“The state can save approximately $3 million in total funds over the next two and a half years,” Dave Butler, deputy director of management services for the department, told the Joint Finance-Appropriations Committee. “We feel we can provide better service to the public as well as the divisions that we serve.”
Butler, who just joined the state a year ago after a career at Albertson’s, said when the state contracted out the work, it was a boom time for the high-tech business. “Y2K had us all scared,” he said. “I.T. professionals were in demand, commanding premium salaries on the open market.”
Since then, there’s been the dot-com bust, and a flood of new information-technology professionals entered the market.

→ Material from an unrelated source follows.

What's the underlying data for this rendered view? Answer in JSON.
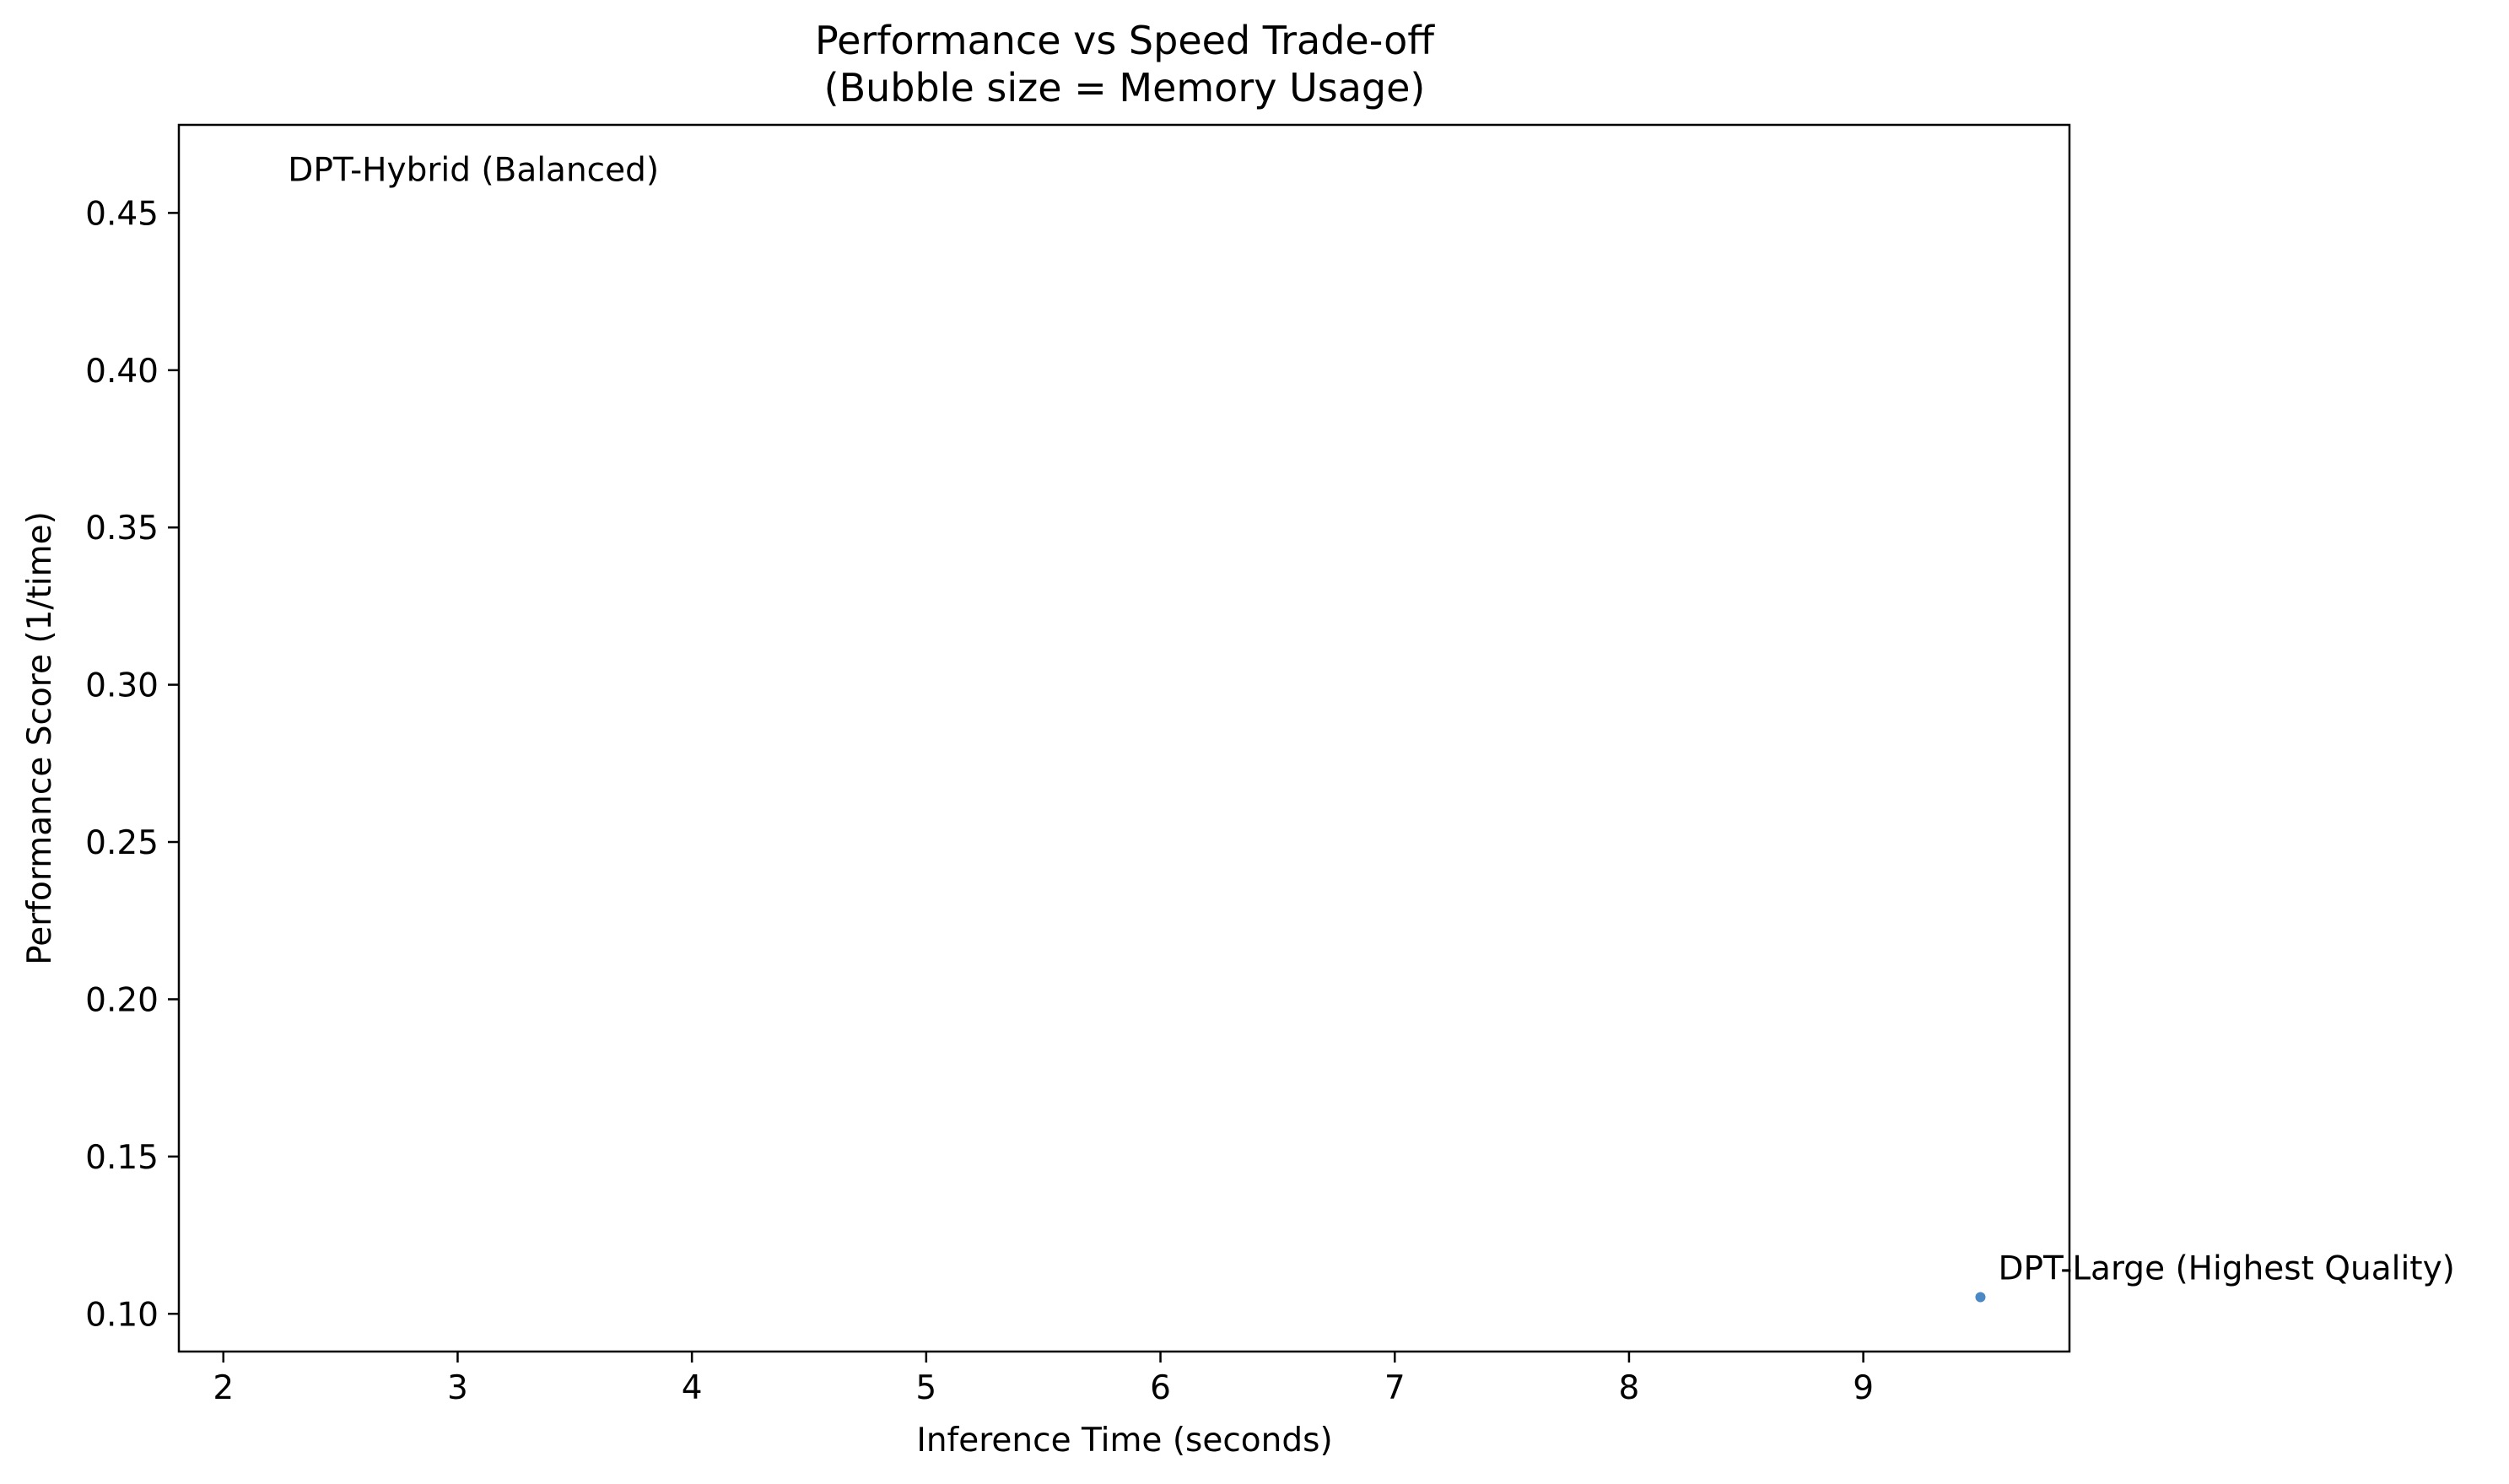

Demand, and wages, have dropped.
Butler said when he broached the idea earlier to lawmakers, they asked him “why I want to increase the size of government.” As a private-sector guy, he said, he’s learning that many judge the size of government by the number of employees. But if a higher employee count means less spending of taxpayer money, he said, “then I think it’s a benefit to each and every one of us.”
Lawmakers were leery. “You go against every magazine I get that says privatization of government services is the only way to go out there,” said Rep. Maxine Bell, R-Jerome, JFAC co-chair.
Sen. Brent Hill, R-Rexburg, an accountant, said he wants to see all the figures. “I commend you for trying to save money – I think that’s wonderful,” he said. “I don’t want to discourage you in that in any way.”